Salon's got it absolutely right about the Judith Miller situation. As much disdain as I feel towards her for her role in bolstering this corrupt administration's bogus war claims and as much schadenfreude as I feel at the news that she's going to jail, it is a miscarraige of justice and a disturbing precedent to lock up a journalist for refusing to reveal her sources. Heck, I could think of a dozen better reasons to put her behind bars without even really thinking about it.
And while we're at it: why not Bob Novak? That guy needs to see some bars clanking shut in his face at least once in his life. He might even start to grow a soul. We could call it a service to the community.
All Around You, All the Time
1 month ago
5 comments:
Jacob Weisberg in Slate has a contrasting view:
http://slate.msn.com/id/2122509/
Ah, I don't know--and I haven't read Salon yet. I just wish journalists would use their constitutionally privileged status to protect whistle-blowers, and not be an instrument of smear artists like Rove.
Hey, I have no problem with Time's action and could think of no greater justice than immediately sending Rove to Gitmo as an enemy of the state.
All of Weisberg's examples, though, are of journalists voluntarily revealing their sources out of a sense of the greater good, which is all fine with me. What sticks in my craw about the Judith Miller situation is that the courts are insisting that she (and the NY Times) involuntarily violate their own sense of disclosure. Not that Miller is a paragon of ethical behavior, but the principle slides us a good ways down a fairly slippery slope towards government regulation of the free press.

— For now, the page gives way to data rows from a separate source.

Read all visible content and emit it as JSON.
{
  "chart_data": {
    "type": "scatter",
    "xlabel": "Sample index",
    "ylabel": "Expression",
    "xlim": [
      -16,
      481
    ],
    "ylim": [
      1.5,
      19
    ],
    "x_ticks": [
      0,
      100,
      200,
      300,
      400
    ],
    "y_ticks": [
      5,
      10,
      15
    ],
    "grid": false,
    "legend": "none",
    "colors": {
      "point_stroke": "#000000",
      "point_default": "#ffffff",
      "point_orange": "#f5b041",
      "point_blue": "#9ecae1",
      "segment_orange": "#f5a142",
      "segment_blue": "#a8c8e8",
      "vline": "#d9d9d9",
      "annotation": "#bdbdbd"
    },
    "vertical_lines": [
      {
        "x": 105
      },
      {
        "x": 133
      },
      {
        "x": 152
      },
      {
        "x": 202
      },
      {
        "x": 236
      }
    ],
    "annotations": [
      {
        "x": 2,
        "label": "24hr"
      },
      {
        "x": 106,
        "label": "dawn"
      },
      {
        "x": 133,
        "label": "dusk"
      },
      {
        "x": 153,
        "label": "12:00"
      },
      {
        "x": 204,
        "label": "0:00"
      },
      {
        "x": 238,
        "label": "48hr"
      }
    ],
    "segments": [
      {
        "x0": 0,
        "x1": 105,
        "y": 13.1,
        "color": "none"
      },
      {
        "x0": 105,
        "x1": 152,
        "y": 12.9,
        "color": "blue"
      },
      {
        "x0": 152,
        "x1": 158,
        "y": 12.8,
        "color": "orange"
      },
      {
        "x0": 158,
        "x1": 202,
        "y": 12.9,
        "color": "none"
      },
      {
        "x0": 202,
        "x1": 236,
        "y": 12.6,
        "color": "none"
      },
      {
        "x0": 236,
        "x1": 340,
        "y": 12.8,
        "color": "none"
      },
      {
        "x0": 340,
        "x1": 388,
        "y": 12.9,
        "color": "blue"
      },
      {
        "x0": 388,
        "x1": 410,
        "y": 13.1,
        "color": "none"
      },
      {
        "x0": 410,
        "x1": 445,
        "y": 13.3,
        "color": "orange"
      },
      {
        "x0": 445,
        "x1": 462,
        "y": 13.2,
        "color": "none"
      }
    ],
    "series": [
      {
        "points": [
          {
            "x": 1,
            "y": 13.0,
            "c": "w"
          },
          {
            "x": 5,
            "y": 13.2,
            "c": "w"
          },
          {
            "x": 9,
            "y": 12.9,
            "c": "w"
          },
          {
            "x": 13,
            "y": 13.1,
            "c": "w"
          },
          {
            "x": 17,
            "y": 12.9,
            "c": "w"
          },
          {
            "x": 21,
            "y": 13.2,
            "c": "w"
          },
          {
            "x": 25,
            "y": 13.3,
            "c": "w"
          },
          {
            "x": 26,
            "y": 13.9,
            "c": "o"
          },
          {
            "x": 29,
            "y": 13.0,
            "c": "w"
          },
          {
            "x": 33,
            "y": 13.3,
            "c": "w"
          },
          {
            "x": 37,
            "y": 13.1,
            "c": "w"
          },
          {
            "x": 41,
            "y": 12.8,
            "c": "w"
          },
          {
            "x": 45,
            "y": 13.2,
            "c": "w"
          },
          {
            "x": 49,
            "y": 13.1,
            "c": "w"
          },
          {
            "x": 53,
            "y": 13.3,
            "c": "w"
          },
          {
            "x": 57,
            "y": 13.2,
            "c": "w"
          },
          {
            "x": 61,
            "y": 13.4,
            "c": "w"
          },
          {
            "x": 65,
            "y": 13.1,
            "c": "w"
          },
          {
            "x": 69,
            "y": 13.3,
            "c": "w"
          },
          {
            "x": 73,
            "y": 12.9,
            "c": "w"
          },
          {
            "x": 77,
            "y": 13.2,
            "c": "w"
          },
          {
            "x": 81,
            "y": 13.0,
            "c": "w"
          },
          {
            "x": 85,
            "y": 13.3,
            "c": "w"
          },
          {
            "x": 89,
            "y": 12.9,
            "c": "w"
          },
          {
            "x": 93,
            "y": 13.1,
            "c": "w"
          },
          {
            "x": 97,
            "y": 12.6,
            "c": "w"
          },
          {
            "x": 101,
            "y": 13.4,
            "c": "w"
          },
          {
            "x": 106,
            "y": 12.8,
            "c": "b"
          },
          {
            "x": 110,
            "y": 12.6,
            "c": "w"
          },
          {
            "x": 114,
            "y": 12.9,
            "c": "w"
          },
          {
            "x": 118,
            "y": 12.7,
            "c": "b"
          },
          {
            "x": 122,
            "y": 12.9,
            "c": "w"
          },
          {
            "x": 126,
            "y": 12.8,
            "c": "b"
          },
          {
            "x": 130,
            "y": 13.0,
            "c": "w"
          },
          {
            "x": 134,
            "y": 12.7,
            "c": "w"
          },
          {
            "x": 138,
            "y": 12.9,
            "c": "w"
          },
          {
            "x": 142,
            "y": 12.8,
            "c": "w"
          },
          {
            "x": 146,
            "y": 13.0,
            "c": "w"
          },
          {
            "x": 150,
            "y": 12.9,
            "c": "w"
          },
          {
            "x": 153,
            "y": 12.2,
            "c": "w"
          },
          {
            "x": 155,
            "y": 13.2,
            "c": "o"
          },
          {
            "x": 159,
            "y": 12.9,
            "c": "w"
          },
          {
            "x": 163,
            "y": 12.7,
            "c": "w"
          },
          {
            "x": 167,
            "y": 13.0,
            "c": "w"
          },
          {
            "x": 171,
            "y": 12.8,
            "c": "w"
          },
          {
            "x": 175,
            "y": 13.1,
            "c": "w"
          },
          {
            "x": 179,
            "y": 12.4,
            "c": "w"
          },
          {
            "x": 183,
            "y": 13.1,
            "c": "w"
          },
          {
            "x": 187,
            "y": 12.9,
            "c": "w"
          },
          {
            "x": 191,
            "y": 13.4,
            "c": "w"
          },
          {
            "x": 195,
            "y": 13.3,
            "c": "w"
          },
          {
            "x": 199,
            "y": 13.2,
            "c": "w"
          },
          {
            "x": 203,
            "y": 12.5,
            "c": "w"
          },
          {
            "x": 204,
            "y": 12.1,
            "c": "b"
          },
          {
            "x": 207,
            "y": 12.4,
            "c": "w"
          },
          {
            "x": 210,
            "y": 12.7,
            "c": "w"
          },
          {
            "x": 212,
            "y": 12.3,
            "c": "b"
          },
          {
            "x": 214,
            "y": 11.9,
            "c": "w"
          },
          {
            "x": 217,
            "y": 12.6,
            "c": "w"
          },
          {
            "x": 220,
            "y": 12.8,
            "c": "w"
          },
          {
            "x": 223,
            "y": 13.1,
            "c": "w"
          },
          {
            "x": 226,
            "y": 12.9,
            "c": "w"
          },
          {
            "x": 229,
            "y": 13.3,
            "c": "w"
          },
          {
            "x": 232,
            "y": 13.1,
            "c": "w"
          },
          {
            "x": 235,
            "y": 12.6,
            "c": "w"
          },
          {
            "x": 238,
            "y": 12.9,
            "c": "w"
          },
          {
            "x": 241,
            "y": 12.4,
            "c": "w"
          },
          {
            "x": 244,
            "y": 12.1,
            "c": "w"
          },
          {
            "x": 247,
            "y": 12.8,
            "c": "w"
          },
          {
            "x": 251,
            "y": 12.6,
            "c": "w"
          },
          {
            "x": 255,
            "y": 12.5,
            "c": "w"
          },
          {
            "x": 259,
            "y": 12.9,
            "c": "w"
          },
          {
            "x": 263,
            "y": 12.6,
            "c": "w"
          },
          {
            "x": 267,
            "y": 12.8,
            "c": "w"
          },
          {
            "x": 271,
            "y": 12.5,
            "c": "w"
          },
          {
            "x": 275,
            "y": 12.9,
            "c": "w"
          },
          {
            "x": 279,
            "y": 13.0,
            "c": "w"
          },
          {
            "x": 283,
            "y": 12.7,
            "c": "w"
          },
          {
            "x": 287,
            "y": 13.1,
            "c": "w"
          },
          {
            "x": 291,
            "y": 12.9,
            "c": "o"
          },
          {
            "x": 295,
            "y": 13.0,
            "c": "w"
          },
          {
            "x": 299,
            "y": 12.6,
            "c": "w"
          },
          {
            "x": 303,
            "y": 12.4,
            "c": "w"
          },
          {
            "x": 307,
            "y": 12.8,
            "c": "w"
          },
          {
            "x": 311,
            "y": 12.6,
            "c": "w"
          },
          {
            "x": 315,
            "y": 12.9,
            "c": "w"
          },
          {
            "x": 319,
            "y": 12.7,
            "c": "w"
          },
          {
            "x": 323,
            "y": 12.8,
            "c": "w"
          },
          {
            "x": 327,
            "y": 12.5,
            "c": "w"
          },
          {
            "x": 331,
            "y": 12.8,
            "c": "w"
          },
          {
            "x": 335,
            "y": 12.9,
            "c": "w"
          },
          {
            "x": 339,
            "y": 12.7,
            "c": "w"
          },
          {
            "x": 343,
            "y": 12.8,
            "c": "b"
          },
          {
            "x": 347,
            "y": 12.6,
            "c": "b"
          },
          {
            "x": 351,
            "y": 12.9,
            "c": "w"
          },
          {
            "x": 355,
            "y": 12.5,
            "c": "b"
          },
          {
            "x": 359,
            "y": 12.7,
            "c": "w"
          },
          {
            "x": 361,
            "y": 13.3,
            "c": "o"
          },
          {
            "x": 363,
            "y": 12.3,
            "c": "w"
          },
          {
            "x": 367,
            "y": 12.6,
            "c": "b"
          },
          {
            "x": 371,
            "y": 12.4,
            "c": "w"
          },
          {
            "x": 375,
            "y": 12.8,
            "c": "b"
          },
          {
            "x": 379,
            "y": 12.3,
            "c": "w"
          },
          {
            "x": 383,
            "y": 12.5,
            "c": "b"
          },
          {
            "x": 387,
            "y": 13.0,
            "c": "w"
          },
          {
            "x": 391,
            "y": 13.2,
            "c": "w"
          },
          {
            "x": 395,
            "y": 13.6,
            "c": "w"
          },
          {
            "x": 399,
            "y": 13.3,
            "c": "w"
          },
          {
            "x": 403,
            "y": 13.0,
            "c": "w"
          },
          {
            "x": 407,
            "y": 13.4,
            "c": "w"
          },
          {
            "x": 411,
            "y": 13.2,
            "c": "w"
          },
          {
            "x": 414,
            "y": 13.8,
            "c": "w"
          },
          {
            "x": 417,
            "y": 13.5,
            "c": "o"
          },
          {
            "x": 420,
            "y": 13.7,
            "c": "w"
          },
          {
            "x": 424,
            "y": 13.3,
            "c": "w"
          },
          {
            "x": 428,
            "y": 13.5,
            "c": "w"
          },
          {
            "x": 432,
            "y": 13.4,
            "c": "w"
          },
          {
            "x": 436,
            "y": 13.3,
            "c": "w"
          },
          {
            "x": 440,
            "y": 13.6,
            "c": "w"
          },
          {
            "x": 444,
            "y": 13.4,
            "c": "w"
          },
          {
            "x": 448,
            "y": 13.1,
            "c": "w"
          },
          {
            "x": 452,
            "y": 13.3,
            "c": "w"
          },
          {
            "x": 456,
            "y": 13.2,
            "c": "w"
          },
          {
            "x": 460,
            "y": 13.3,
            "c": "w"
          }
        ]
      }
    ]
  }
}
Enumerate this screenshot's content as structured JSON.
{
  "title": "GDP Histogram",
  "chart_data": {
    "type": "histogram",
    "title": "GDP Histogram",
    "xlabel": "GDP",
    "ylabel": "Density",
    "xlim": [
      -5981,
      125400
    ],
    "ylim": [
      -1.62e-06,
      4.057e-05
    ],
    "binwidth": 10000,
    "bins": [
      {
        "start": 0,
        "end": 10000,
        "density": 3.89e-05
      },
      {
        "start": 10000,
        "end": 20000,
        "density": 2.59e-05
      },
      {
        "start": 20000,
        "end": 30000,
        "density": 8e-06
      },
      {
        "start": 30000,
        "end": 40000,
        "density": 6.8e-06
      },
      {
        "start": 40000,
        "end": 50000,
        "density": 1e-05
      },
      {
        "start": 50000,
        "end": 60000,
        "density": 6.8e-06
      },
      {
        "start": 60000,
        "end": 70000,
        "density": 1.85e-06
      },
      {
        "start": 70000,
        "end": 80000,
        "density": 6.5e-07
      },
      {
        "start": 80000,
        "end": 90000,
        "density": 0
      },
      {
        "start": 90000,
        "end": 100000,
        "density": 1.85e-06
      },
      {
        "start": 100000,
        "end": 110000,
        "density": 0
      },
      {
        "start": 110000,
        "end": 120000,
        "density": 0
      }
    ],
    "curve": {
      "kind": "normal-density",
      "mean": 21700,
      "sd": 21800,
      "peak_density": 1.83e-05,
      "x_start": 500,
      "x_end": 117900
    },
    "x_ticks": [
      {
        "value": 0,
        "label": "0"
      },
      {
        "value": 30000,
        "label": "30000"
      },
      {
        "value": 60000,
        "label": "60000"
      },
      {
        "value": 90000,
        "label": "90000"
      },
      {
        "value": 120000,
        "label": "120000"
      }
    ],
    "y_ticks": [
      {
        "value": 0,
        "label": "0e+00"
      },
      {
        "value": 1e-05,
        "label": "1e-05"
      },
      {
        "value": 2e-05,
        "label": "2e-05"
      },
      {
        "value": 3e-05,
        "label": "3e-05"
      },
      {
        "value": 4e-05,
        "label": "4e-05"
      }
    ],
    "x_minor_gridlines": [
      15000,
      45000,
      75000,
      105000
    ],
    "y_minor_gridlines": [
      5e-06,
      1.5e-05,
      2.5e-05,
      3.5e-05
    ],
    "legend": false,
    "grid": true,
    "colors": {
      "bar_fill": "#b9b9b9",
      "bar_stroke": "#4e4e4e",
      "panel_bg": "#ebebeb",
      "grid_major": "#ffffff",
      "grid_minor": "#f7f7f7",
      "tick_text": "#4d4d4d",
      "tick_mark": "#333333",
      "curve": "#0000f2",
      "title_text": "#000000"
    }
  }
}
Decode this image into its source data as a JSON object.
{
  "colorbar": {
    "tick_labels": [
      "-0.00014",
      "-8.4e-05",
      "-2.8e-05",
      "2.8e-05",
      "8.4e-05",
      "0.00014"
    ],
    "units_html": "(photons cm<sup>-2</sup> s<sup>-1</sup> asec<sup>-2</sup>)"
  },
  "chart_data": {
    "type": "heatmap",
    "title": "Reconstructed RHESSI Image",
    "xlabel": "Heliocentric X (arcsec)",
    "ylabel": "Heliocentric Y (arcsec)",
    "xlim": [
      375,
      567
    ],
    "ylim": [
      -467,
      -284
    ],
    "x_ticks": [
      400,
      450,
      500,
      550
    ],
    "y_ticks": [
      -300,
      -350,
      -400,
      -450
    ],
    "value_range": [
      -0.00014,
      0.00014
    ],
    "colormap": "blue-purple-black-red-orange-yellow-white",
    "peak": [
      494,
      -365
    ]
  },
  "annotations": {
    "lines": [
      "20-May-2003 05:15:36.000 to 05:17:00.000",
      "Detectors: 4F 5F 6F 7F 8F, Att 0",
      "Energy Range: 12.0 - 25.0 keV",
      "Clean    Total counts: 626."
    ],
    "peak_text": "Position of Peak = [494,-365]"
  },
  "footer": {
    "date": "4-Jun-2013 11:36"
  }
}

I'm afraid I have to agree with Weisberg. There's a pretty clear distinction between leaks that serve the public interest and leaks that don't, and the Plame leak has nothing to do with the public interest. Given the serious nature of the crime of exposing a CIA agent, and the lack of public benefit, I think that Fitzgerald is well justified in pursuing Cooper and Miller, and that the journalists are not justified in protecting their sources at all costs.
I don't know. I mean, I agree with you to a large extent, but I'm also pre-disposed to agree with you, because both of us agree that Karl Rove is a scumbag who should be outed as the source of a potentially treasonous violation of his trust and Judith Miller is one of his tools, in every sense of the word. We can assume that she should have recognized, especially when Rove and Scott McClellan publically announced that Rove was not the leak, that the public interest would have been served by revealed that this was a bold lie in the face of the American people.
But she didn't, and we should, unfortunately, extend to her the benefit of the doubt that she and her bosses at the NY Times believe that the public interest is best served by protecting her source.
I guess it seems to me that "serving the public interest" is a fairly mutable concept, and could be construed to mean the opposite of our interpretation (in fact, I'm certain without checking that the conservative wingnut contingency is doing this in their blogs and Precious Fascist Moments scrapbooks). Because journalists, like all citizens bound by the Constitution, have a wide swath of grey ethical area in which they may interpret the public interest, it seems like a step towards totalitarianism to jail one for her stance.
And now I've been defending Judith Fucking Miller for way too long. I just don't want to see the same thing happen to the journalist defending the whistle-blower, as in JBJ's comment.
Miller isn't always so careful about exposing sources.
It's tough. Who is to say what's in the public interest? I think about Daniel Ellsberg--there was a huge argument over whether leaking the Pentagon Papers was good for the public interest or not.
Protecting reporters' sources is important. But Judith Miller is a shitty test case.
Another thing I think about, and it may never be proven, but I believe this was an open secret in Washington for two years. I think scores of people knew that Karl Rove was actively trying to smear Joe Wilson. And no one thought it was worth publishing. One man's freedom of the press is another man's omerta. But hey, all we were doing was holding a presidential election. Anyway, I'm glad it came finally came out, I'm sorry it took Peter Fitzgerald being an extreme hardass for that to happen.